2 września 2011, 08:58
Moj komentarz: Wszystko pięknie tylko coś nie umiem dostrzec ŚLADÓW dobrej woli u naszych propagandzistow politycznych. Nie zrozumiałam tej wypowiedzi - u propagandzistów politycznych, czyli u kogo? Ja pisałam o dobrej woli słuchaczy...
2 września 2011, 08:56
ciągle jest poruszana co godzina polityka aż do obrzydzenia. No bez jaj. Ja kazanie o zabarwieniu politycznym słyszę może 2-3 razy do roku, a słucham kazań niemal codziennie. I nie tylko w mojej parafii.
2 września 2011, 08:55
No bardzo ładnie...a co jak w przypadku, gdy ksiądz w niedzielę w mojej parafii, w trakcie ogłoszeń mówi, że w danym dniu będzie odprawiana msza święta w intencji ojczyzny, a po niej odbędzie się spotkanie w salce katechetycznej z posłem na sejm. I co w przypadku, gdy taka sytuacja powtórzyła się 2 razy i to z posłami z tej samej partii? To jest zabieranie głosu w sprawach "ważnych", czy zwykła agitacja partyjna? To Ty tam byłeś i wiesz, czy ksiądz agitował, czy nie.
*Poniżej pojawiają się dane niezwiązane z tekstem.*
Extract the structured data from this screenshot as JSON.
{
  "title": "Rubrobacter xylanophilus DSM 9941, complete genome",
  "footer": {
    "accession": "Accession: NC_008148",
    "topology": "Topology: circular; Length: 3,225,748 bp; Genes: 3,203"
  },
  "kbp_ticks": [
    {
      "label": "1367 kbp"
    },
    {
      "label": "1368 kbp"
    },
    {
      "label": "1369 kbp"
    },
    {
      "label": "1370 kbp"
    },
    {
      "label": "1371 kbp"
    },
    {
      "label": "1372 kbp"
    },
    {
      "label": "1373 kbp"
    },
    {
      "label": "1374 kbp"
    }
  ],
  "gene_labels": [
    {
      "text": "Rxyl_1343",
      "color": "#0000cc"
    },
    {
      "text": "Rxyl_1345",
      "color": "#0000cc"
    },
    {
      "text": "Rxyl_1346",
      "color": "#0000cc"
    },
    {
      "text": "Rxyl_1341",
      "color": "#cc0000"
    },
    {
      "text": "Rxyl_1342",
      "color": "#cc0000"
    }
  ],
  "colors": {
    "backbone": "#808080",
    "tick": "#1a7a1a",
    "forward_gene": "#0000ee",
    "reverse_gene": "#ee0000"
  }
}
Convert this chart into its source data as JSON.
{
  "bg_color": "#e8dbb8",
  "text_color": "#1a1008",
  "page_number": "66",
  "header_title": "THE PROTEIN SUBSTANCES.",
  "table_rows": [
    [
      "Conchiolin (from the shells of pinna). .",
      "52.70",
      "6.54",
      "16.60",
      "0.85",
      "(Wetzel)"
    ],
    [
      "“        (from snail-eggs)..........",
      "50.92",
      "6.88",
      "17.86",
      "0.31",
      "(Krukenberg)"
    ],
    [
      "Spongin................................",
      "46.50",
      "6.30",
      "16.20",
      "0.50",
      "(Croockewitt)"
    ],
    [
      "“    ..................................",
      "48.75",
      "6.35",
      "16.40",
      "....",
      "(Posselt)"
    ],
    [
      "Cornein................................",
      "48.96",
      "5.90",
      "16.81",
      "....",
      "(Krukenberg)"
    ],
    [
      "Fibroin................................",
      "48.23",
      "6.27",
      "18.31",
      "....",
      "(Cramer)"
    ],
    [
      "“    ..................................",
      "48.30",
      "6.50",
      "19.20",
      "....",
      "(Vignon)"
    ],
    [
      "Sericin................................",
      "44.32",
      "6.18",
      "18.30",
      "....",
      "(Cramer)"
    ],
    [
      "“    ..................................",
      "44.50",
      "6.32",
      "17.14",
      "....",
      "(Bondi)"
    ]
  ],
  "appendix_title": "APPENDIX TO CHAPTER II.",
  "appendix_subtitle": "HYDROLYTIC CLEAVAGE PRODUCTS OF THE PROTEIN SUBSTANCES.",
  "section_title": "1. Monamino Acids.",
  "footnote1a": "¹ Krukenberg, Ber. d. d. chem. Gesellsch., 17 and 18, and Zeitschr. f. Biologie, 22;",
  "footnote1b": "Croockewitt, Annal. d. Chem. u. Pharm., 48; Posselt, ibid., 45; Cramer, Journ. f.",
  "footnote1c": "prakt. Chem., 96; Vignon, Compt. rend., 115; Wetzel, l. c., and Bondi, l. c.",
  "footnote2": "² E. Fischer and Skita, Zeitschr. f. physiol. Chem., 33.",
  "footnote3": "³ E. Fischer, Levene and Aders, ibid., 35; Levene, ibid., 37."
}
Nie wiadomo też o czym mówił poseł. Może o jakiejś inicjatywie dotyczącej Waszej społeczności lokalnej?
Bogusław Płoszajczak
2 września 2011, 08:43
Cytuję: "...Wystarczy nieco dobrej woli ..." Moj komentarz: Wszystko pięknie tylko coś nie umiem dostrzec ŚLADÓW dobrej woli u naszych propagandzistow politycznych.
K
Ktoś
1 września 2011, 23:39
Uważam, że kazania polityczne wygłaszają ci księża, którzy nie mają nic wartościowego do powiedzenia. Żeby być dobrym duszpasterzem, to trzeba samemu posiadać głębokie życie wewnętrzne, trzeba mieć bliską relację z Panem Bogiem, autentyczną wiarę, być pokornym i przemienionym miłością Bożą. Módlmy się za naszych Duszpasterzy ! Nie mam nic przeciwko kazaniom politycznym ale niech to robią księża przygotowani do tego bo nie każdy umie przekazać treść polityków,różni ludzie przychodzą do kościoła o różnym nastawieniu do danej partii czy polityka i naprawdę trzeba użyć takiej dyplomacji aby nikogo nie urazić a przy tym nie agitować.
A
Artik
1 września 2011, 23:02
Uważam, że kazania polityczne wygłaszają ci księża, którzy nie mają nic wartościowego do powiedzenia. Żeby być dobrym duszpasterzem, to trzeba samemu posiadać głębokie życie wewnętrzne, trzeba mieć bliską relację z Panem Bogiem, autentyczną wiarę,  być pokornym i przemienionym miłością Bożą. Módlmy się za naszych Duszpasterzy ! 
K
Ktoś
1 września 2011, 22:41
To co robią księża na Mszy Św. na wygłaszaniu kazania to budzi we mnie wstręt,ciągle jest poruszana co godzina polityka aż do obrzydzenia,moimzdaniem powinny być dwie msze popołudniwe o tym temacie,ludzie już mają dość tej polityki,słucha się w pracy,radiu,w telewizji,czyta się w gazetach trochę tego za dużo.Do kościoła przychodzi się dla Pana Boga a nie dla Stefana Niesiołowskiego gorliwego katolika.
NL
nie lubię polityki w moim kośc
1 września 2011, 22:20
 No bardzo ładnie...a co jak w przypadku, gdy ksiądz w niedzielę w mojej parafii, w trakcie ogłoszeń mówi, że w danym dniu będzie odprawiana msza święta w intencji ojczyzny, a po niej odbędzie się spotkanie w salce katechetycznej z posłem na sejm. I co w przypadku, gdy taka sytuacja powtórzyła się 2 razy i to z posłami z tej samej partii? To jest zabieranie głosu w sprawach "ważnych", czy zwykła agitacja partyjna? Swoją drogą do księdza nie mam pretensji, bo to dobry człowiek. Bardziej mnie razi działalność rodziny pewnego radia, która zapewne stoi za tymi przedsięwzięciami i której to rodzinie, ksiądz nie chce odmawiać.